Lo ripetiamo da tempo: tra il dire e il fare, soprattutto quando si toglie, in Italia c’è sempre di mezzo un oceano. E parliamoci chiaro: l’insieme di questi tagli dovrebbe mandare a spasso parecchi italiani, a fondo diverse piccole e medie aziende che lavorano con la pubblica amministrazione, tagliare i guadagni di molti collaboratori della stessa. Non sarà una passeggiata di salute.
Rimane la grande questione della pubblica amministrazione italiana. Che non è di per sé faraonica rispetto alle dimensioni del Paese, ma è a volte inutile, a volte superata, a volte inefficiente, troppo spesso sprecona. L’età media è alta, i livelli professionali in ribasso in quanto l’aggiornamento delle capacità è quasi sempre una chimera, l’informatizzazione ha reso obsolete figure lavorative e funzioni che non hanno più ragione di esistere se non, appunto, quella di esistere.
Qualcosa – forse anche molto – va fatto in questo senso, perché la fiscalità generale è già al massimo e il resto degli italiani non ha alcuna intenzione di pagare di più, per mantenere questa pubblica amministrazione. Quindi la spesa pubblica va revisionata perché i tempi degli sprechi incontrollati sono passati per sempre. Ma prima o poi qualcuno si dovrà pur decidere di far (ben) funzionare pure la macchina pubblica, per portarla verso standard europei e non più mediorientali.

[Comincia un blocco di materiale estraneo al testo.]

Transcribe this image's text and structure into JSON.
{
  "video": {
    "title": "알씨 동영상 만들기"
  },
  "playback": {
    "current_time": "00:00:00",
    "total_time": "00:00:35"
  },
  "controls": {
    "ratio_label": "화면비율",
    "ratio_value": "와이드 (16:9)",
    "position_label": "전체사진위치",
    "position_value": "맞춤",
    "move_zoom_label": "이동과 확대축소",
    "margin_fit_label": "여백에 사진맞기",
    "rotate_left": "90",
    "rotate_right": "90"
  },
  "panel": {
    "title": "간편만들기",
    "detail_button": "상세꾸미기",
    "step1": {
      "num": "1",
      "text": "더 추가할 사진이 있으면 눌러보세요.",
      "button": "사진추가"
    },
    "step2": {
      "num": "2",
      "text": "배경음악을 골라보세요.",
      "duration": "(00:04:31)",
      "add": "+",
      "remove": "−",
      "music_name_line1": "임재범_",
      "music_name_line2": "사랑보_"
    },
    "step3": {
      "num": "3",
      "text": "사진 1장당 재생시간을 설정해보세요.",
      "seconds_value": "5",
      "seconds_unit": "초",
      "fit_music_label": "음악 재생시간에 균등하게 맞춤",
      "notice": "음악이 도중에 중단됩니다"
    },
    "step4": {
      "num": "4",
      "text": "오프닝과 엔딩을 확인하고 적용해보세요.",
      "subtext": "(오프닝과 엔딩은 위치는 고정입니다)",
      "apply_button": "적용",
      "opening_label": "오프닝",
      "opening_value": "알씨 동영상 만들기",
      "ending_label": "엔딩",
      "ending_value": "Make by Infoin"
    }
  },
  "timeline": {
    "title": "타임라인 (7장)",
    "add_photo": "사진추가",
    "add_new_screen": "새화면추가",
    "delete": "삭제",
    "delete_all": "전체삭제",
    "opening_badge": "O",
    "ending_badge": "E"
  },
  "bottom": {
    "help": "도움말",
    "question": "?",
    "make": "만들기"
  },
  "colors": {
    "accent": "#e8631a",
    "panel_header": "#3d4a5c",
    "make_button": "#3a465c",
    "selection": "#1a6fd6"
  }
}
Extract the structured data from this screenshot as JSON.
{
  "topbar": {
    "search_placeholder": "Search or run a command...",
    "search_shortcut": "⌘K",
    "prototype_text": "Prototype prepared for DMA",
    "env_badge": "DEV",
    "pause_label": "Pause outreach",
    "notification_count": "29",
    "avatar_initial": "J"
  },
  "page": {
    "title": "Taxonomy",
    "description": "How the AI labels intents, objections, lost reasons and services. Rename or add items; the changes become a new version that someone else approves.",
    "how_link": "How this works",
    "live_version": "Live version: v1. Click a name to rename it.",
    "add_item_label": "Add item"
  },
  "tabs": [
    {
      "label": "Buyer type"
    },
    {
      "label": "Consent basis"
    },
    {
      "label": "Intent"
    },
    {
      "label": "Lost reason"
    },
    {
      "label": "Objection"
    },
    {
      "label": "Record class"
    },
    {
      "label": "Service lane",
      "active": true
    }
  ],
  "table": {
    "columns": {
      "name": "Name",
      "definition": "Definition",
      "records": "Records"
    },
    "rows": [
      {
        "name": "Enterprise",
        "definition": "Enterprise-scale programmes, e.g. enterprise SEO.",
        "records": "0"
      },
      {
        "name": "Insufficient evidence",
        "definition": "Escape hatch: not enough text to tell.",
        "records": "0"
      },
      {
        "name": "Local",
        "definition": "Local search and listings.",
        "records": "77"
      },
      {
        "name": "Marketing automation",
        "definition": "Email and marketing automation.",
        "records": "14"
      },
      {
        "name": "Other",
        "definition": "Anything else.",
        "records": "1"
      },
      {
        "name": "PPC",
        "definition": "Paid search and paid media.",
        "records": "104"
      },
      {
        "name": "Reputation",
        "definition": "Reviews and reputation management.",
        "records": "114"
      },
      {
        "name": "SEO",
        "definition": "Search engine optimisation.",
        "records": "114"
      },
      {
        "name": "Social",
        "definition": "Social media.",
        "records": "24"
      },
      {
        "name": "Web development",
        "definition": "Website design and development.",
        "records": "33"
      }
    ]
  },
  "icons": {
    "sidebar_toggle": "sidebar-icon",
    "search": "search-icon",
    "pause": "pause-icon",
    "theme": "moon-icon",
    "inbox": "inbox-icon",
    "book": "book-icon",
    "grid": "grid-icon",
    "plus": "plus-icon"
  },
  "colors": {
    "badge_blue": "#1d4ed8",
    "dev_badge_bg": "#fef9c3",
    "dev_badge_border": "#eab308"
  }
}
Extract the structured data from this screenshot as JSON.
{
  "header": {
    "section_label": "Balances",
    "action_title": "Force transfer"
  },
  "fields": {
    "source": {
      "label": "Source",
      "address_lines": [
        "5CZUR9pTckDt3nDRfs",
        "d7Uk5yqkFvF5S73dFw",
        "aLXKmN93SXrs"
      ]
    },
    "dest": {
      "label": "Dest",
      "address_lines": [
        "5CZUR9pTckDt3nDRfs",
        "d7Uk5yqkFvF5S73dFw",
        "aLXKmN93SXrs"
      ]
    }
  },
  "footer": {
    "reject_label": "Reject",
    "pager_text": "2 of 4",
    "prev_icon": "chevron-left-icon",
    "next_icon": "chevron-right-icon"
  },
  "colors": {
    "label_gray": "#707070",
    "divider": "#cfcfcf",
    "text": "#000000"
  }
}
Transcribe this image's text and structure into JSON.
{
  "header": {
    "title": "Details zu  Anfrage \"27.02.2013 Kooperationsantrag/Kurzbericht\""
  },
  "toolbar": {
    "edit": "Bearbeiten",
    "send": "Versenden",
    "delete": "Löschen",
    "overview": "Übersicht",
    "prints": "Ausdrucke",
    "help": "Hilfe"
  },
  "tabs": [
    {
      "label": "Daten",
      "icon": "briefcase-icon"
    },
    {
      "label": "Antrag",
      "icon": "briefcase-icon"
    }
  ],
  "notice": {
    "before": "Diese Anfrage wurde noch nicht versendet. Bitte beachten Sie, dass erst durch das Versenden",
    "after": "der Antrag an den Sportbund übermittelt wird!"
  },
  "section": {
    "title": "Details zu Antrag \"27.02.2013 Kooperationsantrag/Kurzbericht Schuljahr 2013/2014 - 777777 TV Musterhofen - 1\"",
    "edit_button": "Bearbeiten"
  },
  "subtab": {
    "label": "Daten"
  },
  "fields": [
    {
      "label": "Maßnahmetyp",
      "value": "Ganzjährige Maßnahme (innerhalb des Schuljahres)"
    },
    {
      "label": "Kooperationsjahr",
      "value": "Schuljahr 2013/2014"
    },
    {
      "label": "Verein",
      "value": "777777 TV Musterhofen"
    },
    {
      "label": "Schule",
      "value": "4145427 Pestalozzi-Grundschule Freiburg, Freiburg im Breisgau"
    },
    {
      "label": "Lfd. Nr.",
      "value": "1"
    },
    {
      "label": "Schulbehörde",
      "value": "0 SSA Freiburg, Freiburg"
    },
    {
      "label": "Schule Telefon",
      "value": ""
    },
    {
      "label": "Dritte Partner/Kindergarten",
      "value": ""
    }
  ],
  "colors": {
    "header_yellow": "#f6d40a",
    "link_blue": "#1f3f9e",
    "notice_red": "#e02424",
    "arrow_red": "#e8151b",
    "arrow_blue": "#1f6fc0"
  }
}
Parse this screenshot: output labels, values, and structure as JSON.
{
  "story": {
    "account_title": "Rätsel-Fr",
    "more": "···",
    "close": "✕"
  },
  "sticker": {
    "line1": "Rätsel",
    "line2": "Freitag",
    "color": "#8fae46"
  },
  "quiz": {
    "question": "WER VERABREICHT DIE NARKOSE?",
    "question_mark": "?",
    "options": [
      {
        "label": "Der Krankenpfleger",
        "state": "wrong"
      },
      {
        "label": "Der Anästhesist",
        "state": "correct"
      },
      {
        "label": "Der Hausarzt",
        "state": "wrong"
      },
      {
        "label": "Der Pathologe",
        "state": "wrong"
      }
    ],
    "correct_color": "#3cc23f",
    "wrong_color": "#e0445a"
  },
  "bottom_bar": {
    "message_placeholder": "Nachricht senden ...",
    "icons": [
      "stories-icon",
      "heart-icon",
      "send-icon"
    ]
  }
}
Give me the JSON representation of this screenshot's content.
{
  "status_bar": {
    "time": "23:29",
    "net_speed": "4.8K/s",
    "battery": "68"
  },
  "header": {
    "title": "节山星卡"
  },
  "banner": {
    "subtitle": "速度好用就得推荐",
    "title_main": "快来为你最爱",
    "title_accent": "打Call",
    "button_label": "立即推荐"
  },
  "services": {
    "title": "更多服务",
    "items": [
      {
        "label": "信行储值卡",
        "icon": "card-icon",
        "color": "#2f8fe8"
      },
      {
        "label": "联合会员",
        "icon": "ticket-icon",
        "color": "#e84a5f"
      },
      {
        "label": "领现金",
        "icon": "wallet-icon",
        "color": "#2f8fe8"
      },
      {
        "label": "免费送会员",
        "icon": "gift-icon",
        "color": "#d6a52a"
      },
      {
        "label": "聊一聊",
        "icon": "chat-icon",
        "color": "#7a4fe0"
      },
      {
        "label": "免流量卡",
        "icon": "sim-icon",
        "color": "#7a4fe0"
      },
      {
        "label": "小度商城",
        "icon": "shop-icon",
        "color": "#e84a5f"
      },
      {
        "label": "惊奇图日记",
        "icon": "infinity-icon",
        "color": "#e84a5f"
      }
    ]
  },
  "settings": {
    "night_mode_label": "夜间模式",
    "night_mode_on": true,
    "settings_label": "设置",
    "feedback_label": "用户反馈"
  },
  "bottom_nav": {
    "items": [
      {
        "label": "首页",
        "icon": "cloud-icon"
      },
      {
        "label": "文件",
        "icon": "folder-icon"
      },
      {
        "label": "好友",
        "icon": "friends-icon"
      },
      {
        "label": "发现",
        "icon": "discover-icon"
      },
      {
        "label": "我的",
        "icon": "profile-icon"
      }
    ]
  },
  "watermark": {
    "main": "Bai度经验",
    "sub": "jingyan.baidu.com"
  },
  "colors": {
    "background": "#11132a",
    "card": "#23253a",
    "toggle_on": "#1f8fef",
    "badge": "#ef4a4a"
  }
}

Vedremo come si comporterà la politica, che sta già dando i suoi soliti pessimi segnali: manda avanti Monti a tagliare, ma dietro già mugugna, fa lobby, difende questo o quello, cerca di smussare se non di cassare. È proprio questo agire della politica italiana che sta vanificando, a una ad una, quasi tutte le riforme approntate dall’esecutivo, e che fa dire ai tedeschi: voi non cambiate mai.